Mme Gagnon (Karine) : Bien, ça serait intéressant que ce soit nommé dans la loi. Et ce serait intéressant aussi que la loi prévoie la façon d'informer la population de l'existence des services qu'il y a déjà. Il y a déjà énormément de sommes investies, puis, là, on ne parle pas juste de nous, là, de notre réseau, là, on a un paquet d'organismes partenaires, là, il y a un paquet d'organismes partout sur le territoire du Québec qui offrent les services aux personnes victimes. Puis malheureusement, comme le nommait mon collègue tout à l'heure, on entend encore trop souvent : Il n'y a pas d'aide, il n'y a pas de...

Évidemment, les gens qui sortent dans les médias, c'est, malheureusement, les gens qui ont eu des expériences plus négatives, puis ça existe, là, on n'est pas dans un monde rose, là, on sait que tout n'est pas parfait, mais ce serait important que la population, en général, soit au courant des services qui existent déjà et qui soit au courant avant... bien, «avant», on ne souhaite pas à personne, là, d'être victime, mais avant de se retrouver dans cette situation-là parce que, trop souvent encore, on entend de nos gens qui sont dans nos services : Bien, moi, le CAVAC, je ne savais pas qu'est-ce que c'était avant que ça m'arrive, moi, je n'avais jamais entendu parler de ça. Puis ça, c'est récurrent, c'est partout, là, dans notre réseau qu'on entend ça encore. Il y a du travail à faire, je pense, par rapport à ça, tu sais, des campagnes nationales pour que les gens soient au courant que ces services-là, ils sont en place puis ils sont offerts par différents types d'organismes.

Et puis, après ça, bien, on parle plus, peut-être, de l'application, comme on parlait tout à l'heure des locaux dans les palais de justice, tu sais, on parle plus des aspects terrain de la chose, mais est-ce que ça doit être dans la loi, dans la réglementation? Je ne serais pas en mesure de répondre à cette question-là, mais ça devrait être prévu, à quelque part, qu'on doit prioriser ça. Exemple : les locaux dans un palais de justice, la façon dont ça doit être installé dans un palais de justice puis quelle norme ça doit rencontrer pour répondre aux besoins des personnes victimes.
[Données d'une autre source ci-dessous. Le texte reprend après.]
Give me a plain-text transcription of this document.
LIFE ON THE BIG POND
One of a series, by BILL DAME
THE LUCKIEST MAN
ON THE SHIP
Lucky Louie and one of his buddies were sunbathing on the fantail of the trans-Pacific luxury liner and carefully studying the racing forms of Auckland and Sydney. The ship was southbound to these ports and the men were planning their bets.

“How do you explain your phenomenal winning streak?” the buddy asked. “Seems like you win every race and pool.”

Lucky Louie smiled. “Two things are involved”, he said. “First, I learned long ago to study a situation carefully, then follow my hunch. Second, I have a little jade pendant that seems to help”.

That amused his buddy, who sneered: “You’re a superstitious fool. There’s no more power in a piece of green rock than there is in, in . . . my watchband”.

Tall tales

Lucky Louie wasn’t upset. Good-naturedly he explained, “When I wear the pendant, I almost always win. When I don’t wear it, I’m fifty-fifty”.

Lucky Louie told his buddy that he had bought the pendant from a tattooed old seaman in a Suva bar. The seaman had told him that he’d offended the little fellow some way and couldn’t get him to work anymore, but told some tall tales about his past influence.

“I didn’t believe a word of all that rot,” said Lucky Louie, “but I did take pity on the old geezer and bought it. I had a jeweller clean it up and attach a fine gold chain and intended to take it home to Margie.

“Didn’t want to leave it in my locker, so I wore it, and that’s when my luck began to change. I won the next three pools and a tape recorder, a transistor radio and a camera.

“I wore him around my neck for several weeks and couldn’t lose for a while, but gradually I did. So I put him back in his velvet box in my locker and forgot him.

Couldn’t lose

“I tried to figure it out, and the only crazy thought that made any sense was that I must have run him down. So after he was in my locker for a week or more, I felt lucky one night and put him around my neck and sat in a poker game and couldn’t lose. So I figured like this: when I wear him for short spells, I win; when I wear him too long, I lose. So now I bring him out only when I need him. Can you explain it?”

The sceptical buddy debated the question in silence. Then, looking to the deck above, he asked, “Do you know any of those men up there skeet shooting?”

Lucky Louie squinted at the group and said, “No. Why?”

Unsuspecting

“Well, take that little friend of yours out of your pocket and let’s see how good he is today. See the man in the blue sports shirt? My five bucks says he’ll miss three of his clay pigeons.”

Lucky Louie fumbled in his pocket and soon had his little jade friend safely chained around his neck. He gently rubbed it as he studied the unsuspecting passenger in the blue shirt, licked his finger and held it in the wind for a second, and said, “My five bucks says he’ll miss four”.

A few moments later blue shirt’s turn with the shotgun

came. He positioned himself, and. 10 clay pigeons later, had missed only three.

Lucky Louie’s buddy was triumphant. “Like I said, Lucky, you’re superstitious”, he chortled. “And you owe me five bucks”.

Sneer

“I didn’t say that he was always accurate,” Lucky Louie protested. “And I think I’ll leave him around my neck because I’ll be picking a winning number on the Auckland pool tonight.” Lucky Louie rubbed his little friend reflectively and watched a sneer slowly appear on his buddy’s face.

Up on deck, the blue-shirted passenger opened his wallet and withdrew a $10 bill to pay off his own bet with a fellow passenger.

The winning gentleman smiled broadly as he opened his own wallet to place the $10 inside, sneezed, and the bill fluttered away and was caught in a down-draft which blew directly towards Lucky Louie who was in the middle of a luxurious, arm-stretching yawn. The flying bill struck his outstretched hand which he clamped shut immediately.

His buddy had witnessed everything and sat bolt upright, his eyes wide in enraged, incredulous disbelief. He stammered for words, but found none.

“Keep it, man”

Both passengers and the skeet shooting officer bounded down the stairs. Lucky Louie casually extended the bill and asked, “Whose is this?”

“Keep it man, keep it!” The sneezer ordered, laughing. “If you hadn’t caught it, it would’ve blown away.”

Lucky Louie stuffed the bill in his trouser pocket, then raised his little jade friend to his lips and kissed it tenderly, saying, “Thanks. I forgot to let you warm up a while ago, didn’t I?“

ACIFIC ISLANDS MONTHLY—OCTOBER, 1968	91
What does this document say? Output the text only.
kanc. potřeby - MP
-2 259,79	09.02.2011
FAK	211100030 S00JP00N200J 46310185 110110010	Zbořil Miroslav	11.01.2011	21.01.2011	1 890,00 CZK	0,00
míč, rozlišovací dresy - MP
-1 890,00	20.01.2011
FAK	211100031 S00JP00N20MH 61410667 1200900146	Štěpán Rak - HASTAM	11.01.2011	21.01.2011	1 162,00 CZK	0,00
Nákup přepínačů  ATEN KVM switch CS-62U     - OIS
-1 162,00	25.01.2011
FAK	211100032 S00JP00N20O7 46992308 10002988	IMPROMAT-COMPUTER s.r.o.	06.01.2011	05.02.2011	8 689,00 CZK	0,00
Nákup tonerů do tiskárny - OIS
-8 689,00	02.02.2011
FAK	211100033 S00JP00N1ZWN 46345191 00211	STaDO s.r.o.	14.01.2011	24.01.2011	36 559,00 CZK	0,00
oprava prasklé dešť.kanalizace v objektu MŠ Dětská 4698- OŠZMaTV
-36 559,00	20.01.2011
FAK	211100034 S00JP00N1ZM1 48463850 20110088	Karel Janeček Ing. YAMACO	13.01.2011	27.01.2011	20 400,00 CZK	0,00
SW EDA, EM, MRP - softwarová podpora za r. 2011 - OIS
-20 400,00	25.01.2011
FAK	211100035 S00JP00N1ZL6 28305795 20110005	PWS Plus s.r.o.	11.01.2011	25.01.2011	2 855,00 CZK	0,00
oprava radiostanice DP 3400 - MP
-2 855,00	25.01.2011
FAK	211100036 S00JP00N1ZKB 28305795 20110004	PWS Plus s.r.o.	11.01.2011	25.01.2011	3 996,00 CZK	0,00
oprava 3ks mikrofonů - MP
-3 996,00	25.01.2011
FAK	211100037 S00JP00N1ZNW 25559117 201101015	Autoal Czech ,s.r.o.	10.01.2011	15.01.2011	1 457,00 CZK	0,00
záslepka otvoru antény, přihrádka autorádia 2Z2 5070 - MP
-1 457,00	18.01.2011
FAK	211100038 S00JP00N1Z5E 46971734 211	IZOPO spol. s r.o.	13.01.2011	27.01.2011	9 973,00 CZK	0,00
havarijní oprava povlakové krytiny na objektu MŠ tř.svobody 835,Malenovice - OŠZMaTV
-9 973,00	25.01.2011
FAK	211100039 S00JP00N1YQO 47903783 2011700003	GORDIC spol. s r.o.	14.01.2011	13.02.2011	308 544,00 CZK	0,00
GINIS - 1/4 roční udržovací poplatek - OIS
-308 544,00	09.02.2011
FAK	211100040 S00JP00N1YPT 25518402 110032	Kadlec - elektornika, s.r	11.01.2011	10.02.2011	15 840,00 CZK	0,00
Le Président (M. Bachand) : Merci, merci beaucoup. Ça conclut notre échange. Alors, merci beaucoup, Mme Gagnon, M. Lysight, d'avoir été avec nous.

Sur ce, je suspends les travaux jusqu'à 14 heures. Merci infiniment.

(Suspension de la séance à 11 h 51)

(Reprise à 14 heures)

Le Président (M. Bachand) : Bonjour, tout le monde. Bon après-midi. La Commission des institutions reprend ses travaux.

Nous poursuivons donc l'étude des consultations publiques... particulières, pardon, et auditions publiques sur le projet de loi n° 84, Loi visant à aider les personnes victimes d'infractions criminelles et à favoriser leur rétablissement.

Cet après-midi, nous entendrons les personnes et groupes suivants : Le sénateur Pierre-Hugues Boisvenu, la Concertation des luttes contre l'exploitation sexuelle, le Centre des ressources et d'intervention pour hommes abusés sexuellement dans leur enfance, Me Elizabeth Corte et Mme Julie Desrosiers. Mais nous débutons avec Mme Stéphanie Tremblay et Mme Laurence Morin, du Regroupement québécois des centres d'aide et de lutte contre les agressions à caractère sexuel, ce qu'on connaît mieux sous l'acronyme CALACS.

Donc, mesdames, bienvenue à la commission. C'est très apprécié que vous soyez avec nous cet après-midi. Alors, sur ce, comme vous savez, vous avez 10 minutes de présentation au total, et, après ça, on aura un échange avec les membres de la commission. Donc, je vous laisse la parole. Et, encore une fois, merci de participer aux travaux de la commission.

Regroupement québécois des centres d'aide et de lutte contre
les agressions à caractère sexuel (RQCALACS)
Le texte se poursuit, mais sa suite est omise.